Senators from California approve the Web sales tax compromise

The senate if states now endorses compromise bill that would lead to a temporary pause in California’s effort, requiring online retailers to collect web taxes.

Senators dispatched the measure to the Assembly for a concluding vote as one of the final, crucial bills, which remains in the final hours of this year’s recurring legislative session.

The negotiations between lawmakers, Amazon.com and traditional retailers intended to delay the expanded online tax collections until at the September 2012.  The decree would give Amazon, and other retailers’ time to press Congress for national rules prevailing online sales taxes.

AB155  would get rid of a likely $200 million in tax revenue the state had been  counting on this financial year, whilst ending the threat of a costly fight over an Amazon-sponsored 2012 ballot referendum to revoke the tax change.

Senate President Pro Tem Darrell Steinberg, D-Sacramento says the retailers and Amazon now forced to switch back to Washington, D.C., together to lobby for national legislation making sure that all Internet sellers collect the taxes.

He said the agreement provides the state with future revenues even if there are no collections made until fall.

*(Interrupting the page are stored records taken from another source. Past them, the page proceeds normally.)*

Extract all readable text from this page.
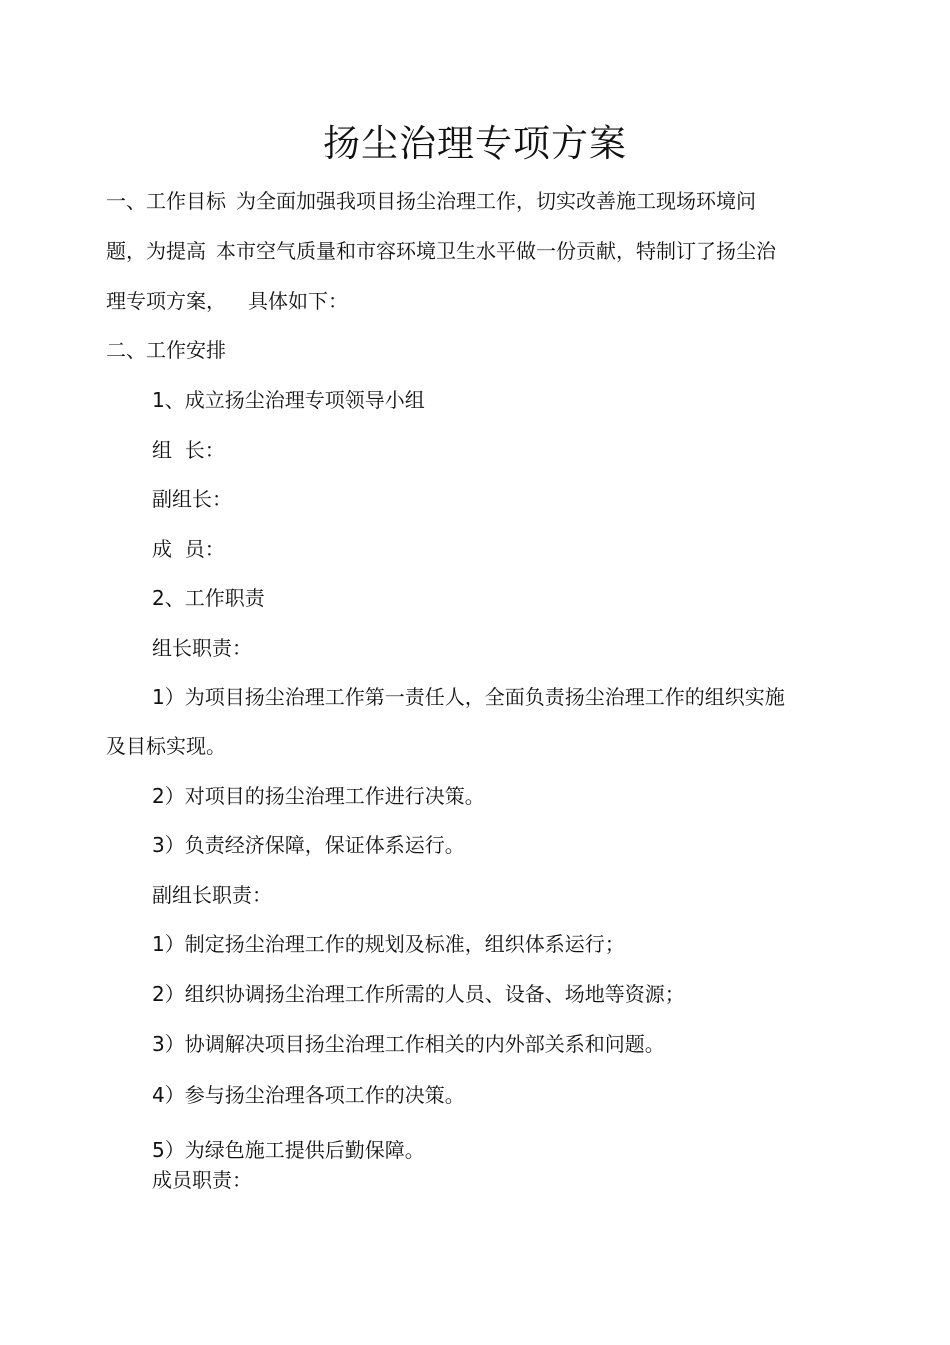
扬尘治理专项方案
一、工作目标 为全面加强我项目扬尘治理工作，切实改善施工现场环境问
题，为提高 本市空气质量和市容环境卫生水平做一份贡献，特制订了扬尘治
理专项方案， 具体如下：
二、工作安排
1、成立扬尘治理专项领导小组
组  长：
副组长：
成  员：
2、工作职责
组长职责：
1）为项目扬尘治理工作第一责任人，全面负责扬尘治理工作的组织实施
及目标实现。
2）对项目的扬尘治理工作进行决策。
3）负责经济保障，保证体系运行。
副组长职责：
1）制定扬尘治理工作的规划及标准，组织体系运行；
2）组织协调扬尘治理工作所需的人员、设备、场地等资源；
3）协调解决项目扬尘治理工作相关的内外部关系和问题。
4）参与扬尘治理各项工作的决策。
5）为绿色施工提供后勤保障。
成员职责：
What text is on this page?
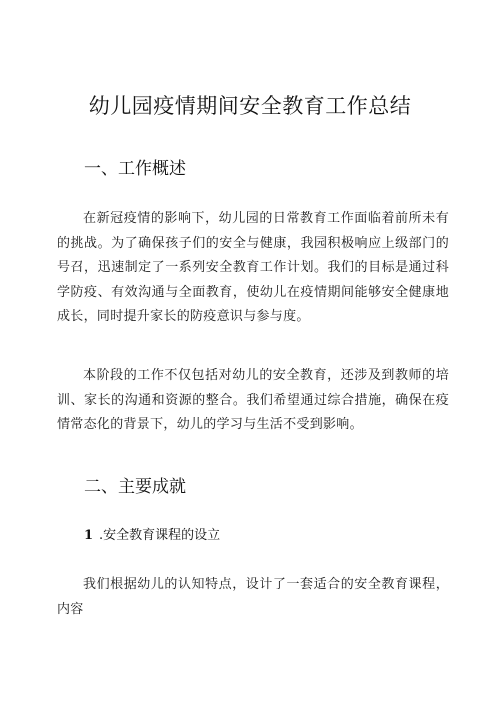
幼儿园疫情期间安全教育工作总结
一、工作概述

在新冠疫情的影响下，幼儿园的日常教育工作面临着前所未有的挑战。为了确保孩子们的安全与健康，我园积极响应上级部门的号召，迅速制定了一系列安全教育工作计划。我们的目标是通过科学防疫、有效沟通与全面教育，使幼儿在疫情期间能够安全健康地成长，同时提升家长的防疫意识与参与度。

本阶段的工作不仅包括对幼儿的安全教育，还涉及到教师的培训、家长的沟通和资源的整合。我们希望通过综合措施，确保在疫情常态化的背景下，幼儿的学习与生活不受到影响。

二、主要成就
1 .安全教育课程的设立

我们根据幼儿的认知特点，设计了一套适合的安全教育课程，内容
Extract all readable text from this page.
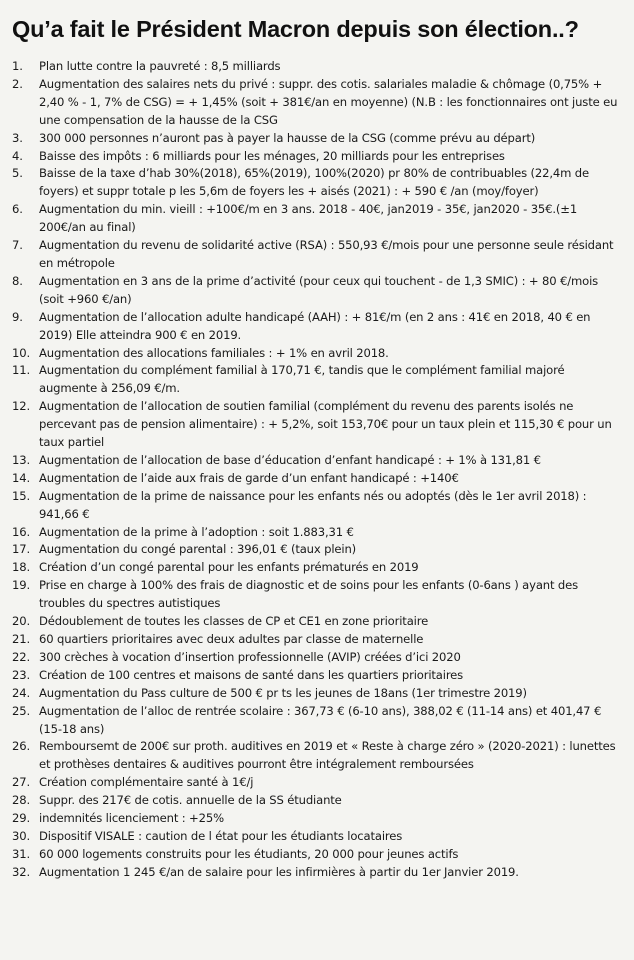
Qu’a fait le Président Macron depuis son élection..?
1.	Plan lutte contre la pauvreté : 8,5 milliards
2.	Augmentation des salaires nets du privé : suppr. des cotis. salariales maladie & chômage (0,75% + 2,40 % - 1, 7% de CSG) = + 1,45% (soit + 381€/an en moyenne) (N.B : les fonctionnaires ont juste eu une compensation de la hausse de la CSG
3.	300 000 personnes n’auront pas à payer la hausse de la CSG (comme prévu au départ)
4.	Baisse des impôts : 6 milliards pour les ménages, 20 milliards pour les entreprises
5.	Baisse de la taxe d’hab 30%(2018), 65%(2019), 100%(2020) pr 80% de contribuables (22,4m de foyers) et suppr totale p les 5,6m de foyers les + aisés (2021) : + 590 € /an (moy/foyer)
6.	Augmentation du min. vieill : +100€/m en 3 ans. 2018 - 40€, jan2019 - 35€, jan2020 - 35€.(±1 200€/an au final)
7.	Augmentation du revenu de solidarité active (RSA) : 550,93 €/mois pour une personne seule résidant en métropole
8.	Augmentation en 3 ans de la prime d’activité (pour ceux qui touchent - de 1,3 SMIC) : + 80 €/mois (soit +960 €/an)
9.	Augmentation de l’allocation adulte handicapé (AAH) : + 81€/m (en 2 ans : 41€ en 2018, 40 € en 2019) Elle atteindra 900 € en 2019.
10. Augmentation des allocations familiales : + 1% en avril 2018.
11. Augmentation du complément familial à 170,71 €, tandis que le complément familial majoré augmente à 256,09 €/m.
12. Augmentation de l’allocation de soutien familial (complément du revenu des parents isolés ne percevant pas de pension alimentaire) : + 5,2%, soit 153,70€ pour un taux plein et 115,30 € pour un taux partiel
13. Augmentation de l’allocation de base d’éducation d’enfant handicapé : + 1% à 131,81 €
14. Augmentation de l’aide aux frais de garde d’un enfant handicapé : +140€
15. Augmentation de la prime de naissance pour les enfants nés ou adoptés (dès le 1er avril 2018) : 941,66 €
16. Augmentation de la prime à l’adoption : soit 1.883,31 €
17. Augmentation du congé parental : 396,01 € (taux plein)
18. Création d’un congé parental pour les enfants prématurés en 2019
19. Prise en charge à 100% des frais de diagnostic et de soins pour les enfants (0-6ans ) ayant des troubles du spectres autistiques
20. Dédoublement de toutes les classes de CP et CE1 en zone prioritaire
21. 60 quartiers prioritaires avec deux adultes par classe de maternelle
22. 300 crèches à vocation d’insertion professionnelle (AVIP) créées d’ici 2020
23. Création de 100 centres et maisons de santé dans les quartiers prioritaires
24. Augmentation du Pass culture de 500 € pr ts les jeunes de 18ans (1er trimestre 2019)
25. Augmentation de l’alloc de rentrée scolaire : 367,73 € (6-10 ans), 388,02 € (11-14 ans) et 401,47 € (15-18 ans)
26. Remboursemt de 200€ sur proth. auditives en 2019 et « Reste à charge zéro » (2020-2021) : lunettes et prothèses dentaires & auditives pourront être intégralement remboursées
27. Création complémentaire santé à 1€/j
28. Suppr. des 217€ de cotis. annuelle de la SS étudiante
29. indemnités licenciement : +25%
30. Dispositif VISALE : caution de l état pour les étudiants locataires
31. 60 000 logements construits pour les étudiants, 20 000 pour jeunes actifs
32. Augmentation 1 245 €/an de salaire pour les infirmières à partir du 1er Janvier 2019.
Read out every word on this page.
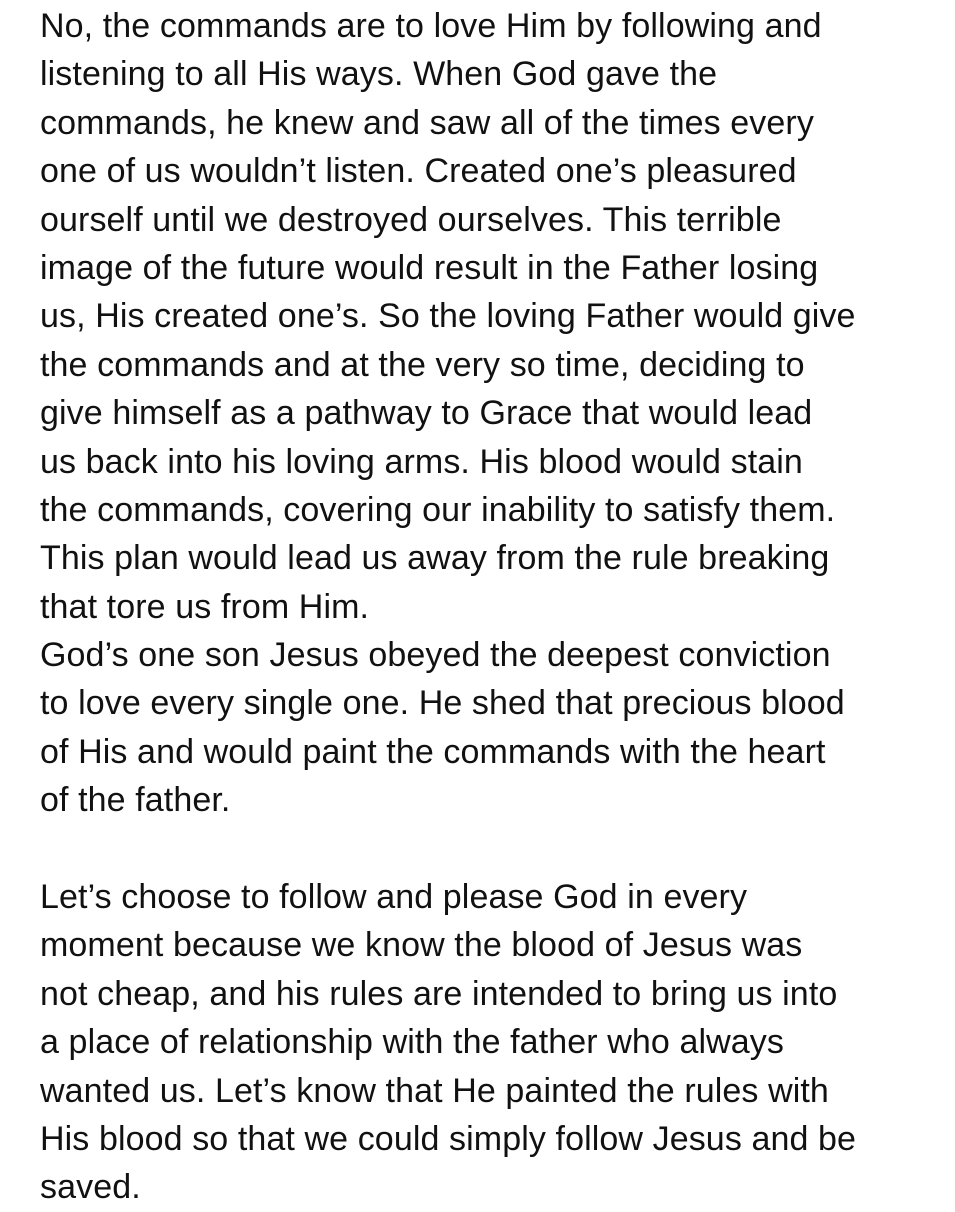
No, the commands are to love Him by following and
listening to all His ways. When God gave the
commands, he knew and saw all of the times every
one of us wouldn’t listen. Created one’s pleasured
ourself until we destroyed ourselves. This terrible
image of the future would result in the Father losing
us, His created one’s. So the loving Father would give
the commands and at the very so time, deciding to
give himself as a pathway to Grace that would lead
us back into his loving arms. His blood would stain
the commands, covering our inability to satisfy them.
This plan would lead us away from the rule breaking
that tore us from Him.
God’s one son Jesus obeyed the deepest conviction
to love every single one. He shed that precious blood
of His and would paint the commands with the heart
of the father.
Let’s choose to follow and please God in every
moment because we know the blood of Jesus was
not cheap, and his rules are intended to bring us into
a place of relationship with the father who always
wanted us. Let’s know that He painted the rules with
His blood so that we could simply follow Jesus and be
saved.
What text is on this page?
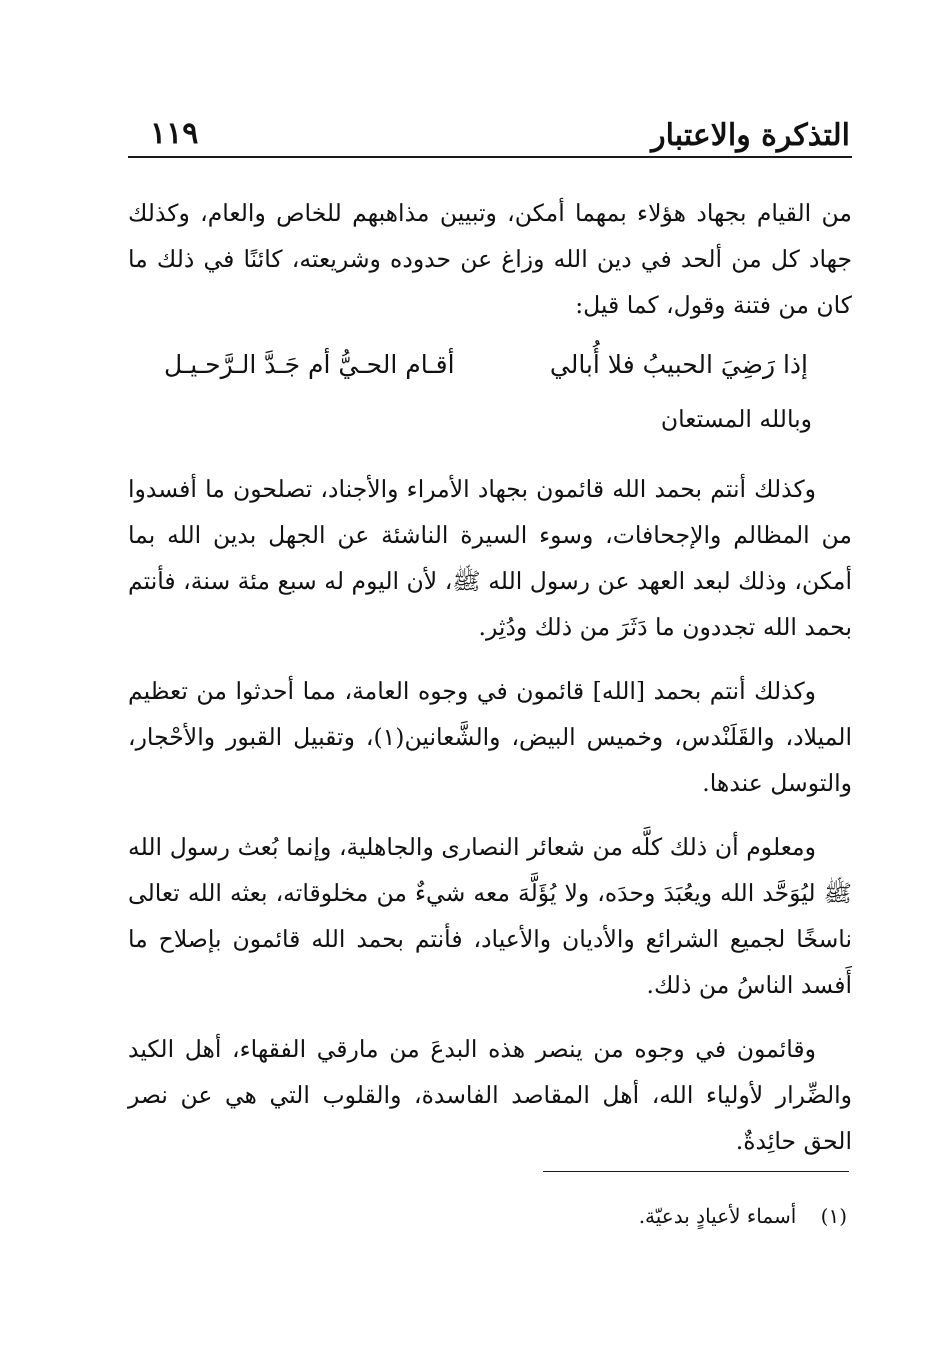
التذكرة والاعتبار
١١٩

من القيام بجهاد هؤلاء بمهما أمكن، وتبيين مذاهبهم للخاص والعام، وكذلك جهاد كل من ألحد في دين الله وزاغ عن حدوده وشريعته، كائنًا في ذلك ما كان من فتنة وقول، كما قيل:

إذا رَضِيَ الحبيبُ فلا أُبالي
أقـام الحـيُّ أم جَـدَّ الـرَّحـيـل
وبالله المستعان

وكذلك أنتم بحمد الله قائمون بجهاد الأمراء والأجناد، تصلحون ما أفسدوا من المظالم والإجحافات، وسوء السيرة الناشئة عن الجهل بدين الله بما أمكن، وذلك لبعد العهد عن رسول الله ﷺ، لأن اليوم له سبع مئة سنة، فأنتم بحمد الله تجددون ما دَثَرَ من ذلك ودُثِر.

وكذلك أنتم بحمد [الله] قائمون في وجوه العامة، مما أحدثوا من تعظيم الميلاد، والقَلَنْدس، وخميس البيض، والشَّعانين(١)، وتقبيل القبور والأحْجار، والتوسل عندها.

ومعلوم أن ذلك كلَّه من شعائر النصارى والجاهلية، وإنما بُعث رسول الله ﷺ ليُوَحَّد الله ويعُبَدَ وحدَه، ولا يُؤَلَّهَ معه شيءٌ من مخلوقاته، بعثه الله تعالى ناسخًا لجميع الشرائع والأديان والأعياد، فأنتم بحمد الله قائمون بإصلاح ما أَفسد الناسُ من ذلك.

وقائمون في وجوه من ينصر هذه البدعَ من مارقي الفقهاء، أهل الكيد والضِّرار لأولياء الله، أهل المقاصد الفاسدة، والقلوب التي هي عن نصر الحق حائِدةٌ.

(١) أسماء لأعيادٍ بدعيّة.
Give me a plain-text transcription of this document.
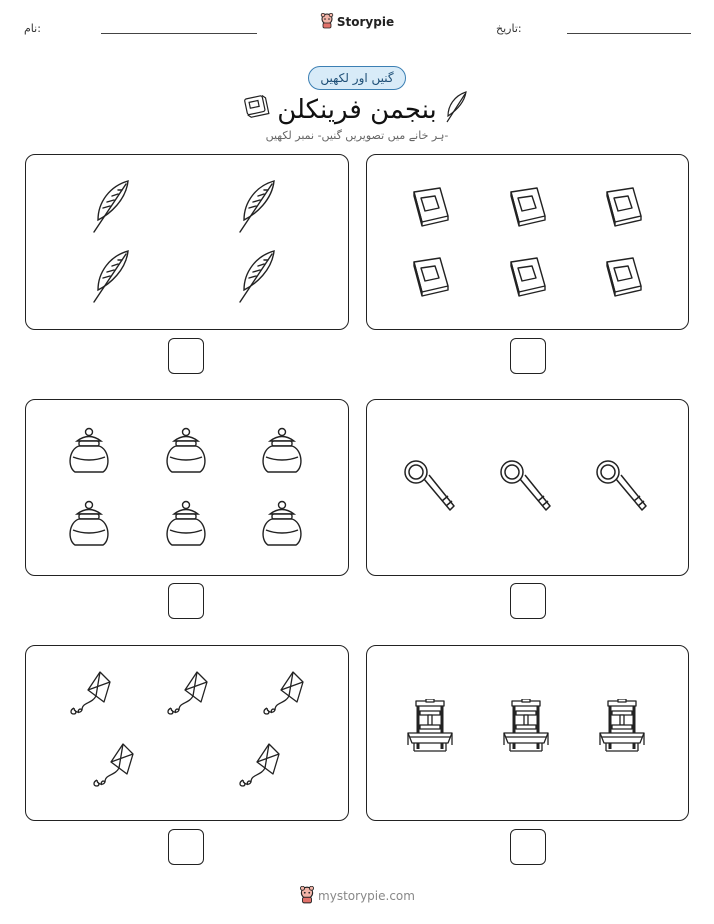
نام:	Storypie	تاریخ:
گنیں اور لکھیں
بنجمن فرینکلن
ہر خانے میں تصویریں گنیں- نمبر لکھیں-
mystorypie.com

The Senate forwarded the bill to the Assembly on a bipartisan 36-1 vote.

Sen. Loni Hancock, D-Berkeley says this is an immense, positive step forward, since the country is in a state where we can operate in a marketplace wherein every company that sells to Californians plays by similar rules.  This must have been the best solution that is going to prevent an unnecessary referendum that would loss the taxpayers millions of dollars.

The argument over whether collecting taxes from online retailers is a must for customers in the states concerns billions of dollars nationwide.

A 1992 U.S. Supreme Court decision, that involves a mail-order company ascertained that retailers only have to gather state tax if they have a physical existence in the state, namely a retail store.   Those customers who buy from out-of-state retailers must pay the sales and use tax directly to their home state, but only a few people do it.

As Amazon and other online retailers partake in the larger share of the market, traditional retailers disputed that the tax rules deceitfully cut into their business in giving online sellers a value advantage. State and local governments also believe that the outdated law is unlawful, as it never foreseen a retail store in every Web browser, and cost them tax revenue.

This year, California had joined a growing wave of states, trying to heighten the tax collections by expanding the definition of “physical presence” in the state, which includes marketing affiliates.  Marketing affiliates are responsible for steering online customers to the retail site, and other companies such as Amazon’s Silicon Valley subsidiary, which developed the Kindle electronic book reader.